- Genre: Television news magazine
- Presented by: Nancy Glass (1993–1997); Michele Dabney Perez (1997–1998); Charles Perez (1997–1998);
- Theme music composer: Rick Krizman
- Country of origin: United States
- Original language: English

Production
- Executive producer: Charles King
- Production locations: The Prospect Studios, Hollywood Center, Burbank, California (1993-1994); Sunset Las Palmas Studios, Hollywood Center, New York City (1994-1998);
- Running time: 22–24 minutes
- Production company: King World;

Original release
- Network: Syndication
- Release: September 6, 1993 – September 11, 1998

= American Journal =

American syndicated television program

American Journal (alternately titled American Journal: Coast to Coast for its final season; also known as AJ) is a syndicated television newsmagazine program that ran from 1993 to 1998. The series was distributed by King World Productions. It was hosted by Nancy Glass from its fall 1993 launch until 1997, when siblings Michele Dabney Perez and former newscaster-turned-talk show host Charles Perez took over for the show's final season on air. The show's tagline was "Stories Worth Watching".

==History==
American Journal was created by King World as a companion to its Inside Edition program and debuted on September 6, 1993.

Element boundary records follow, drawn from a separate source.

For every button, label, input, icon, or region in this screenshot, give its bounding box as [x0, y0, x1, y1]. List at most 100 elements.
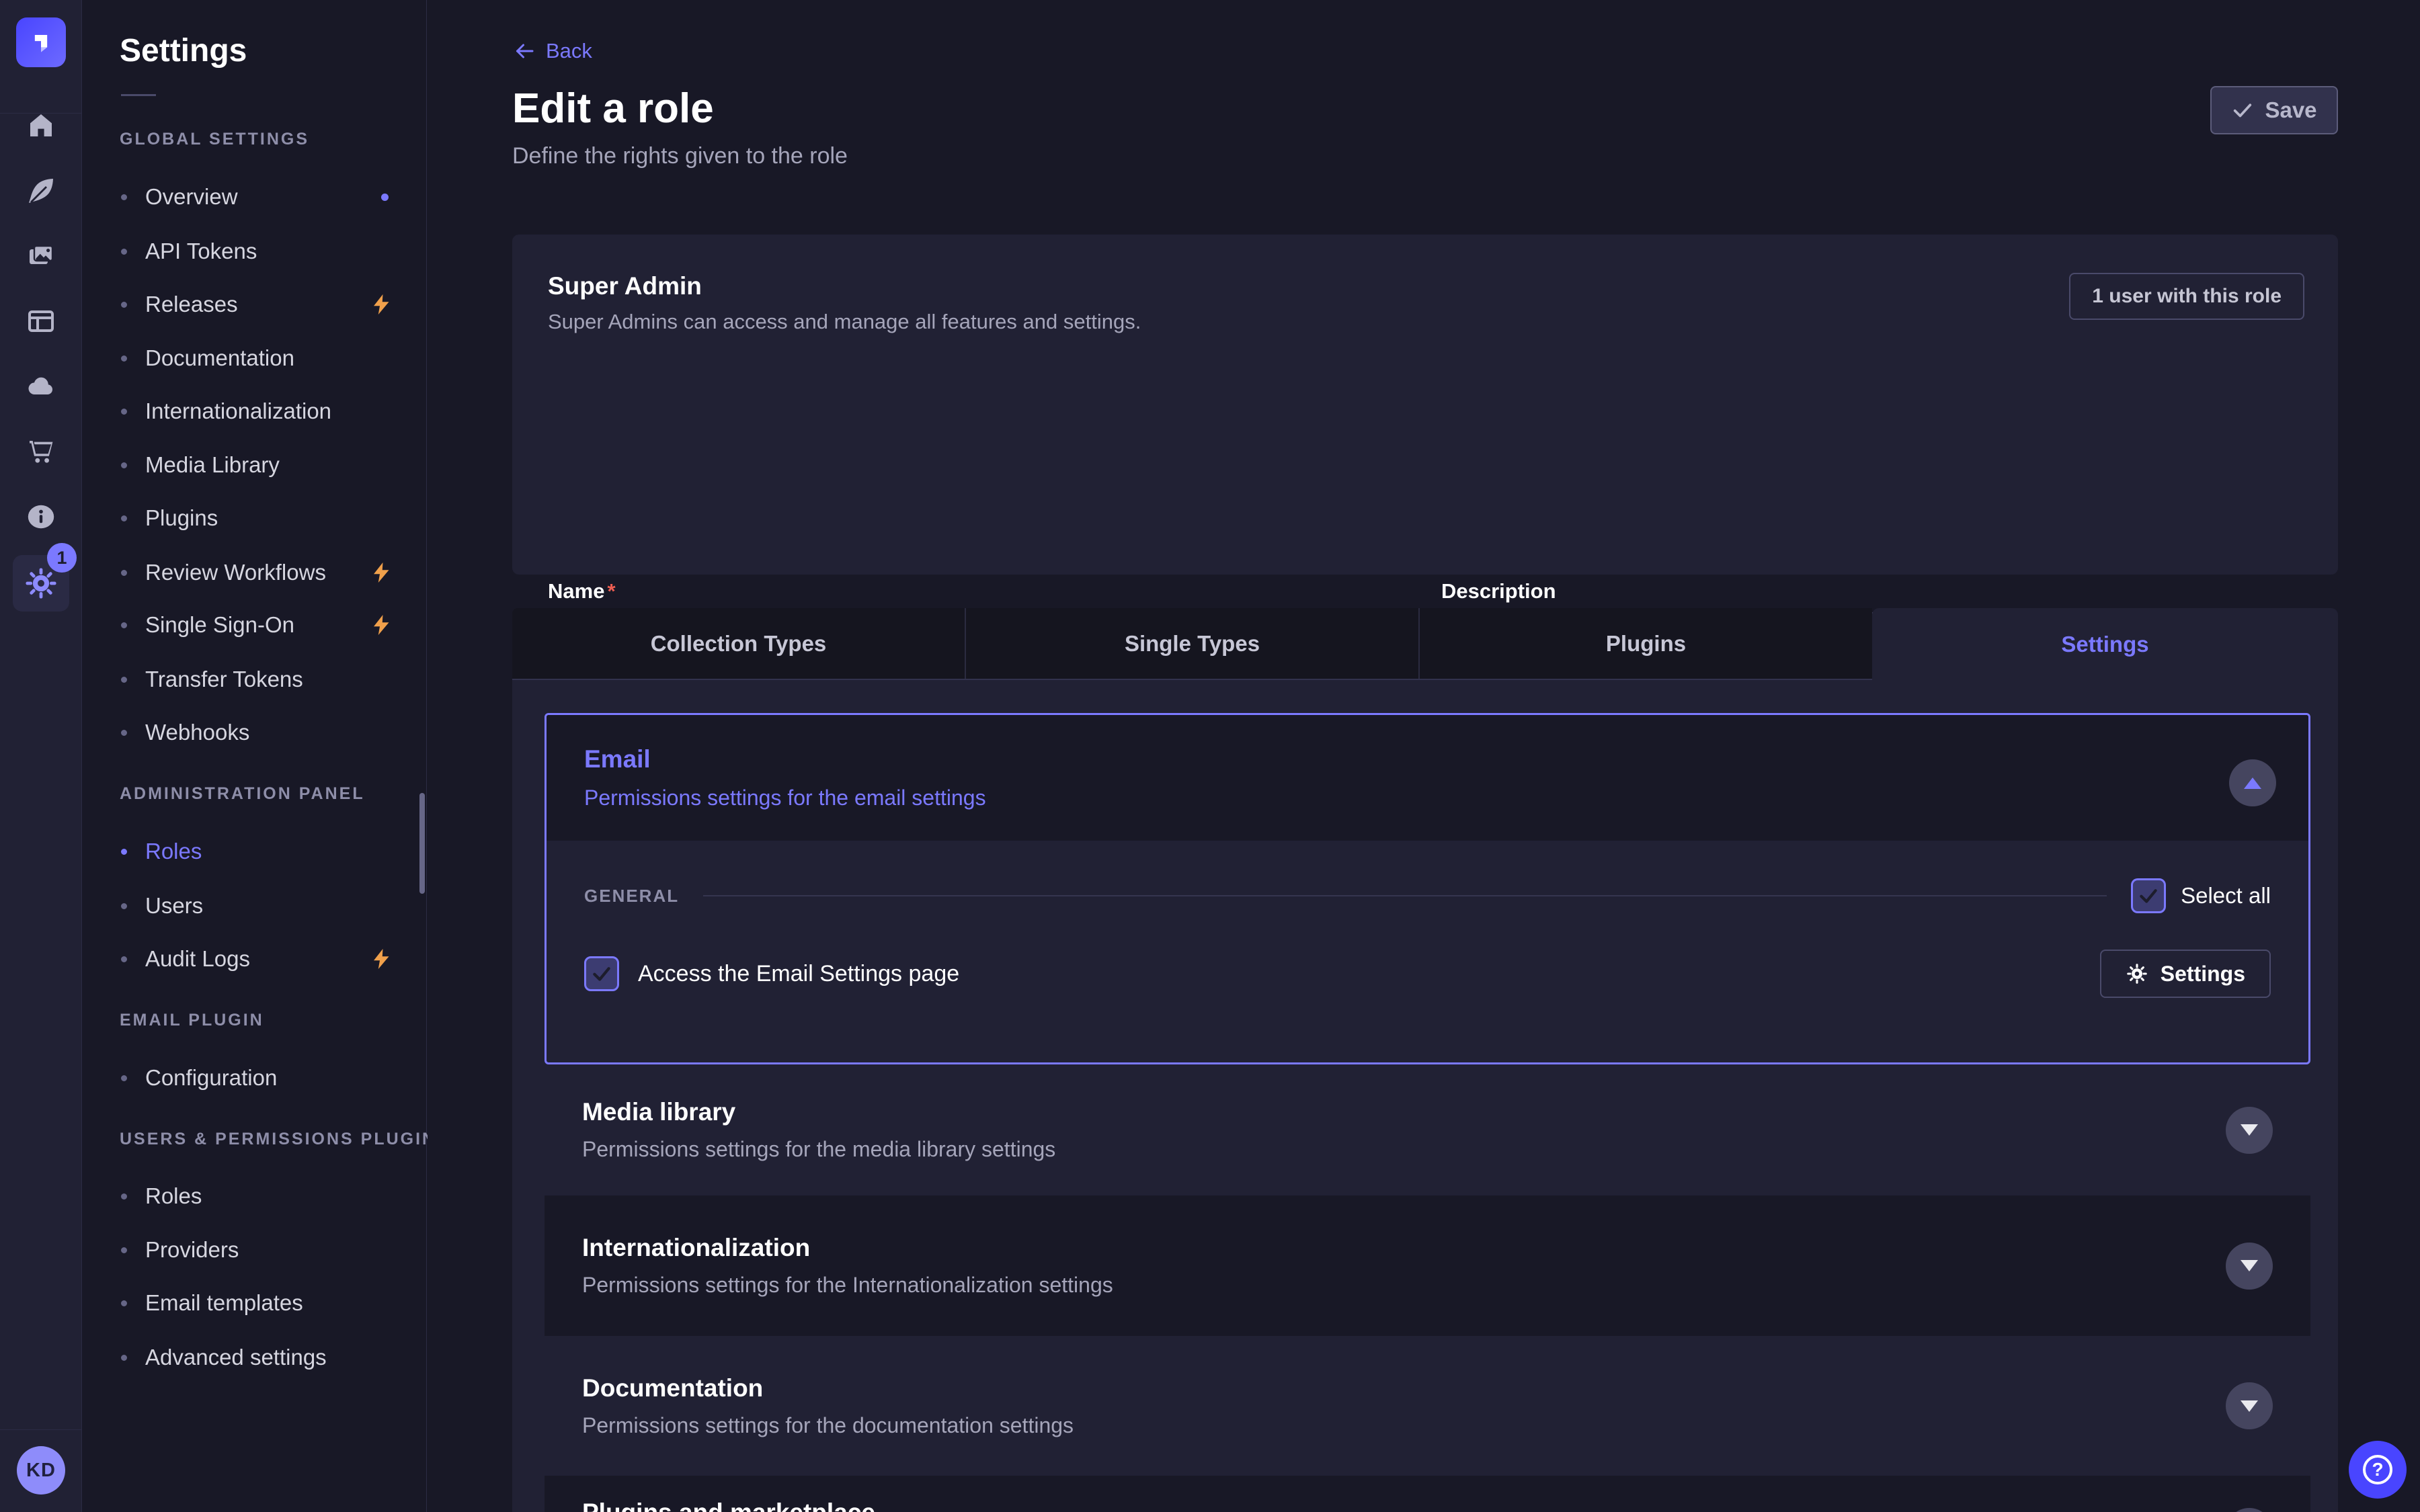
media-library-accordion[interactable]: Media library Permissions settings for t…: [544, 1064, 2310, 1195]
tab-plugins[interactable]: Plugins: [1420, 608, 1872, 679]
lightning-icon: [370, 613, 394, 637]
content-type-builder-icon[interactable]: [0, 301, 82, 341]
bullet-dot: [121, 570, 127, 576]
internationalization-accordion[interactable]: Internationalization Permissions setting…: [544, 1195, 2310, 1336]
email-accordion-header[interactable]: Email Permissions settings for the email…: [547, 715, 2308, 841]
section-label-administration-panel: ADMINISTRATION PANEL: [120, 784, 365, 804]
permissions-panel: Email Permissions settings for the email…: [512, 680, 2338, 1512]
back-link[interactable]: Back: [512, 36, 592, 67]
question-mark-icon: ?: [2363, 1455, 2392, 1484]
page-subtitle: Define the rights given to the role: [512, 143, 848, 169]
media-library-icon[interactable]: [0, 236, 82, 276]
lightning-icon: [370, 292, 394, 317]
sidebar-item-review-workflows[interactable]: Review Workflows: [121, 557, 410, 588]
general-group-label: GENERAL: [584, 886, 679, 907]
chevron-down-icon: [2241, 1400, 2258, 1412]
bullet-dot: [121, 622, 127, 628]
email-permissions-section: Email Permissions settings for the email…: [544, 713, 2310, 1064]
sidebar-item-up-roles[interactable]: Roles: [121, 1181, 410, 1212]
bullet-dot: [121, 249, 127, 255]
bullet-dot: [121, 194, 127, 200]
bullet-dot: [121, 903, 127, 909]
settings-notification-badge: 1: [47, 543, 77, 573]
strapi-logo[interactable]: [16, 17, 66, 67]
users-with-role-button[interactable]: 1 user with this role: [2069, 273, 2304, 320]
select-all-checkbox[interactable]: [2131, 878, 2166, 913]
documentation-accordion[interactable]: Documentation Permissions settings for t…: [544, 1336, 2310, 1476]
expand-toggle-button[interactable]: [2226, 1508, 2273, 1512]
bullet-dot: [121, 515, 127, 521]
bullet-dot: [121, 1075, 127, 1081]
bullet-dot: [121, 730, 127, 736]
expand-toggle-button[interactable]: [2226, 1243, 2273, 1290]
sidebar-item-media-library[interactable]: Media Library: [121, 450, 410, 480]
sidebar-item-providers[interactable]: Providers: [121, 1234, 410, 1265]
notification-dot: [381, 194, 389, 201]
sidebar-item-plugins[interactable]: Plugins: [121, 503, 410, 534]
expand-toggle-button[interactable]: [2226, 1382, 2273, 1429]
info-icon[interactable]: [0, 497, 82, 537]
chevron-down-icon: [2241, 1124, 2258, 1136]
sidebar-item-email-templates[interactable]: Email templates: [121, 1288, 410, 1318]
sidebar-item-users[interactable]: Users: [121, 890, 410, 921]
tab-collection-types[interactable]: Collection Types: [512, 608, 966, 679]
marketplace-icon[interactable]: [0, 431, 82, 472]
bullet-dot: [121, 849, 127, 855]
check-icon: [2231, 99, 2254, 122]
expand-toggle-button[interactable]: [2226, 1107, 2273, 1154]
bullet-dot: [121, 1247, 127, 1253]
role-description-text: Super Admins can access and manage all f…: [548, 310, 1141, 334]
sidebar-item-internationalization[interactable]: Internationalization: [121, 396, 410, 427]
deploy-cloud-icon[interactable]: [0, 366, 82, 407]
content-manager-icon[interactable]: [0, 171, 82, 211]
tab-single-types[interactable]: Single Types: [966, 608, 1420, 679]
sidebar-item-transfer-tokens[interactable]: Transfer Tokens: [121, 664, 410, 695]
help-button[interactable]: ?: [2349, 1441, 2407, 1499]
gear-icon: [2126, 962, 2148, 985]
sidebar-item-audit-logs[interactable]: Audit Logs: [121, 943, 410, 974]
settings-sidebar: Settings GLOBAL SETTINGS Overview API To…: [82, 0, 427, 1512]
sidebar-item-releases[interactable]: Releases: [121, 289, 410, 320]
bullet-dot: [121, 1300, 127, 1306]
home-icon[interactable]: [0, 106, 82, 146]
bullet-dot: [121, 677, 127, 683]
main-content: Back Edit a role Define the rights given…: [428, 0, 2420, 1512]
description-field-label: Description: [1441, 579, 1556, 603]
collapse-toggle-button[interactable]: [2229, 759, 2276, 806]
sidebar-item-single-sign-on[interactable]: Single Sign-On: [121, 610, 410, 640]
email-accordion-body: GENERAL Select all: [547, 878, 2308, 998]
sidebar-item-advanced-settings[interactable]: Advanced settings: [121, 1342, 410, 1373]
bullet-dot: [121, 355, 127, 362]
permission-checkbox[interactable]: [584, 956, 619, 991]
section-label-users-permissions-plugin: USERS & PERMISSIONS PLUGIN: [120, 1130, 436, 1150]
permission-settings-button[interactable]: Settings: [2100, 950, 2271, 998]
sidebar-item-configuration[interactable]: Configuration: [121, 1062, 410, 1093]
save-button[interactable]: Save: [2210, 86, 2338, 134]
sidebar-item-roles[interactable]: Roles: [121, 836, 410, 867]
section-label-global-settings: GLOBAL SETTINGS: [120, 130, 309, 150]
sidebar-item-webhooks[interactable]: Webhooks: [121, 717, 410, 748]
name-field-label: Name*: [548, 579, 616, 603]
email-section-title: Email: [584, 745, 2271, 773]
tab-settings[interactable]: Settings: [1872, 608, 2338, 680]
required-asterisk: *: [607, 579, 615, 603]
sidebar-item-api-tokens[interactable]: API Tokens: [121, 236, 410, 267]
sidebar-title-divider: [121, 94, 156, 96]
sidebar-item-documentation[interactable]: Documentation: [121, 343, 410, 374]
lightning-icon: [370, 947, 394, 971]
section-label-email-plugin: EMAIL PLUGIN: [120, 1011, 264, 1031]
user-avatar[interactable]: KD: [17, 1446, 65, 1495]
permission-row: Access the Email Settings page: [584, 950, 2271, 998]
role-name-heading: Super Admin: [548, 272, 702, 300]
sidebar-scrollbar[interactable]: [419, 793, 425, 894]
group-divider: [703, 895, 2107, 896]
plugins-marketplace-accordion[interactable]: Plugins and marketplace: [544, 1476, 2310, 1512]
bullet-dot: [121, 462, 127, 468]
general-group-row: GENERAL Select all: [584, 878, 2271, 913]
sidebar-item-overview[interactable]: Overview: [121, 181, 410, 212]
chevron-up-icon: [2244, 778, 2261, 789]
bullet-dot: [121, 1193, 127, 1200]
sidebar-title: Settings: [120, 32, 247, 69]
permissions-tabbar: Collection Types Single Types Plugins Se…: [512, 608, 2338, 680]
role-card: Super Admin Super Admins can access and …: [512, 235, 2338, 575]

In early 1996, as an attempt to grow in the 18-34 demographic, the show tried then aborted plans to add an "Off the Hook" segment; King World would try again with "Team A.J." coverage strands in the fourth season helmed by Karen Duffy and Steve Santagati. By 1996, it was cleared on 124 stations serving 86 percent of the United States. King World often packaged the series with an existing magazine distributed by the same syndicator, Inside Edition, which is still on the air today and has outlasted a number of in-house and outside competitors.

The theme song throughout the show's run was an arrangement by Rick Krizman of the Shaker tune "Simple Gifts."

In the show's final season, it had a 4.1 rating and 11 share (in February 1998). The low ratings were chalked up to a glut of similar programs, such as the since-cancelled A Current Affair, and Hard Copy (which would be canceled after the 1998–99 season due to being aired in mostly low-rated or overnight time slots by that point), expanding local news (especially in the 5 p.m. hour) reducing the number of available evening time slots for the show, and the show's typical airing in a time slot opposite perennial ratings powerhouses Wheel of Fortune and Jeopardy! (also distributed by King World). While King World already had commitments from stations serving 62 percent of the country to carry AJ in the fall of 1998, one year earlier, 11 of the stations owned by Belo picked up the syndicated Hollywood Squares for the fall of 1998; which would have displaced American Journal to overnight graveyard slot. Faced with falling ratings and the potential loss of prime viewing slots, King World canceled the show after a five-year run.

==On-air staff==

===Anchors===
- Nancy Glass - main anchor (1993–1997)
- Michele Dabney-Perez - co-anchor (1997–1998)
- Charles Perez - co-anchor (1997–1998)

===Correspondents===

Les Trent, New York; Stacey Gualandi, Los Angeles; Rhonda Guess, Los Angeles; Kit Hoover, New York; Jonathan Karsh, Los Angeles; Bob Gilmartin, New York.